Existing tools for creating pivot tables from spreadsheets have several disadvantages compared to tools for creating pivot tables from multi-dimensional databases. For example:                1. All dimensions (columns) in a pivot table created from a spreadsheet appear as flat, thus hierarchies cannot be created, such as a year\quarter\months hierarchy from a date column, or a Country\State\City\Customers hierarchy.        2. Calculation that are created on top of the spreadsheet pivot table are Excel calculations, i.e. they are based on R1C1 convention, while OLAP relates to entities (members), i.e. in Excel one would do A6+B6, while in OLAP one could do Q1+Q2.        3. Columns do not ‘tell’ what they are while dimension do (i.e. Time dimension Vs. Col 6).        4. OLAP can work on larger amounts of data than e.g. Microsoft Excel Pivot can provide        
US Published Application No. 2007/0260578, assigned to Microsoft Corp., discloses a method and apparatus that allow the user to view advanced data-base pivot tables in spreadsheets, from any relational database, by creating a temporary cube on the local machine from the relational database. The pivot tables interact with the temporary cube to provide the data to the user.

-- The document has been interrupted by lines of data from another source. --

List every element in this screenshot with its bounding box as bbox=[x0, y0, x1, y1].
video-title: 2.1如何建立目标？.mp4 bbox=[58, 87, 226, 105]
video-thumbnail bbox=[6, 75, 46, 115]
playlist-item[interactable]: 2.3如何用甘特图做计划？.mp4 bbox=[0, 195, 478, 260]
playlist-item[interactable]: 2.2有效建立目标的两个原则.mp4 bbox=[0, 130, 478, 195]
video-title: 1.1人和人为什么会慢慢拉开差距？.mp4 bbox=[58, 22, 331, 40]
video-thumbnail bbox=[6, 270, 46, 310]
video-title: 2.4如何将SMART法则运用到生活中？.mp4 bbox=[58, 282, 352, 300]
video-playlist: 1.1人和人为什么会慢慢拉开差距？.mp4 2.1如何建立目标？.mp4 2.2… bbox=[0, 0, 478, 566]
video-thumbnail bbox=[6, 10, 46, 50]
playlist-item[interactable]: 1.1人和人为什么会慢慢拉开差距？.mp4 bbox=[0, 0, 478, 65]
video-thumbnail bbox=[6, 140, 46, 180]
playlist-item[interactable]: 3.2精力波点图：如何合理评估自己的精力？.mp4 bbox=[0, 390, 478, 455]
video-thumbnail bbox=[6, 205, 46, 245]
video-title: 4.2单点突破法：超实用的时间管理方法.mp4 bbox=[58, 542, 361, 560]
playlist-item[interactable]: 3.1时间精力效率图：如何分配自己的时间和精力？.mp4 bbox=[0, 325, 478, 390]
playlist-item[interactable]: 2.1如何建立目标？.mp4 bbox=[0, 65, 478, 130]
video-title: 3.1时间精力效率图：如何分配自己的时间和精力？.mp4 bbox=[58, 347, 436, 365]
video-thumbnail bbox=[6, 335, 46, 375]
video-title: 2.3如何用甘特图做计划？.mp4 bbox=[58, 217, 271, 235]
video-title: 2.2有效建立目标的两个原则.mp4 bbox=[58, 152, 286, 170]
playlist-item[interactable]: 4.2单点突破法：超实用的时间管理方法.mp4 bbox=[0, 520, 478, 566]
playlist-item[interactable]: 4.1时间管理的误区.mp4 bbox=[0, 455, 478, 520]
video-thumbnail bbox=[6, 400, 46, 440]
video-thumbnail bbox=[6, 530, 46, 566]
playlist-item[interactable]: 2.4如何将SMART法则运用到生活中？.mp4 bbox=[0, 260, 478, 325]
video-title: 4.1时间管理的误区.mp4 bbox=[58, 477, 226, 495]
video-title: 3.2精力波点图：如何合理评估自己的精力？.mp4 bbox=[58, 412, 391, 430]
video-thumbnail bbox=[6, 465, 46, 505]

U.S. Pat. No. 7,213,199, assigned to Cognos Inc., discloses an extension to a conventional spreadsheet application, for interacting with multidimensional databases. Instances of the extended spreadsheet application execute on a client computer and present a user with a two-dimensional representation of a portion of the multi-dimensional database.
Thus there is need for a method and system for creating pivot tables from spreadsheets, or any other tabular data source, e.g. SQL server tables or Web services or RDB based reports, whereby multi-dimensional capabilities may be provided.